If you’re booking an organised small group or tailor made tour, rest assured that all the logistics will be taken care of, from your Machu Picchu permit to accommodation and meals. You’ll also be able to store your main luggage in Cuzco, leaving you to trek with a lighter pack.
Organised tours will come with guides, porters, a cook and usually mules or llamas, too. In the case of the Moonstone Trail, most of the heavy lifting is done by horses. Some hikers feel guilty about using porters, but this is a sustainable source of income in this remote region; as long as you book through a responsible tour operator, your porters should be paid a decent living wage, be wearing suitable clothes and footwear, and be carrying no more than 20kg. Your company will advise you on how heavy your trekking pack should be to ensure this is within the guidelines; mules will lighten the load too of course.
Food will be basic but hearty, and you should advise on any dietary requirements as far in advance as possible.
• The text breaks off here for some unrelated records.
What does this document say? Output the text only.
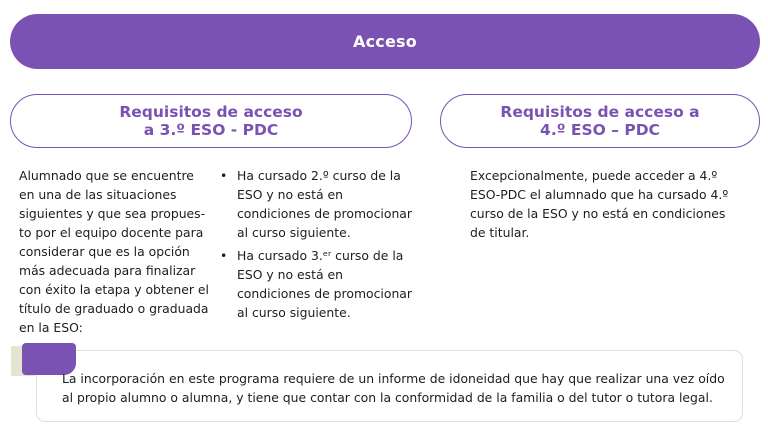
Acceso
Requisitos de acceso
a 3.º ESO - PDC
Requisitos de acceso a
4.º ESO – PDC
Alumnado que se encuentre
en una de las situaciones
siguientes y que sea propues-
to por el equipo docente para
considerar que es la opción
más adecuada para finalizar
con éxito la etapa y obtener el
título de graduado o graduada
en la ESO:
• Ha cursado 2.º curso de la
ESO y no está en
condiciones de promocionar
al curso siguiente.
• Ha cursado 3.ᵉʳ curso de la
ESO y no está en
condiciones de promocionar
al curso siguiente.
Excepcionalmente, puede acceder a 4.º
ESO-PDC el alumnado que ha cursado 4.º
curso de la ESO y no está en condiciones
de titular.
La incorporación en este programa requiere de un informe de idoneidad que hay que realizar una vez oído
al propio alumno o alumna, y tiene que contar con la conformidad de la familia o del tutor o tutora legal.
Many companies also provide boiled water so that you can refill your drinking bottles, which keeps plastic waste to a minimum.
You’ll be supplied with a complete packing list; you may need to bring a sleeping bag or hire one in Cuzco. If hiking in the southern winter, expect icy temperatures – although nights, especially at higher altitudes, will be bitterly cold all year round, so bring plenty of warm layers. Sun screen, wide brimmed hats and long sleeved shirts are also a must at this altitude and so close to the equator, as are good, worn in walking boots – flip flops are definitely not recommended!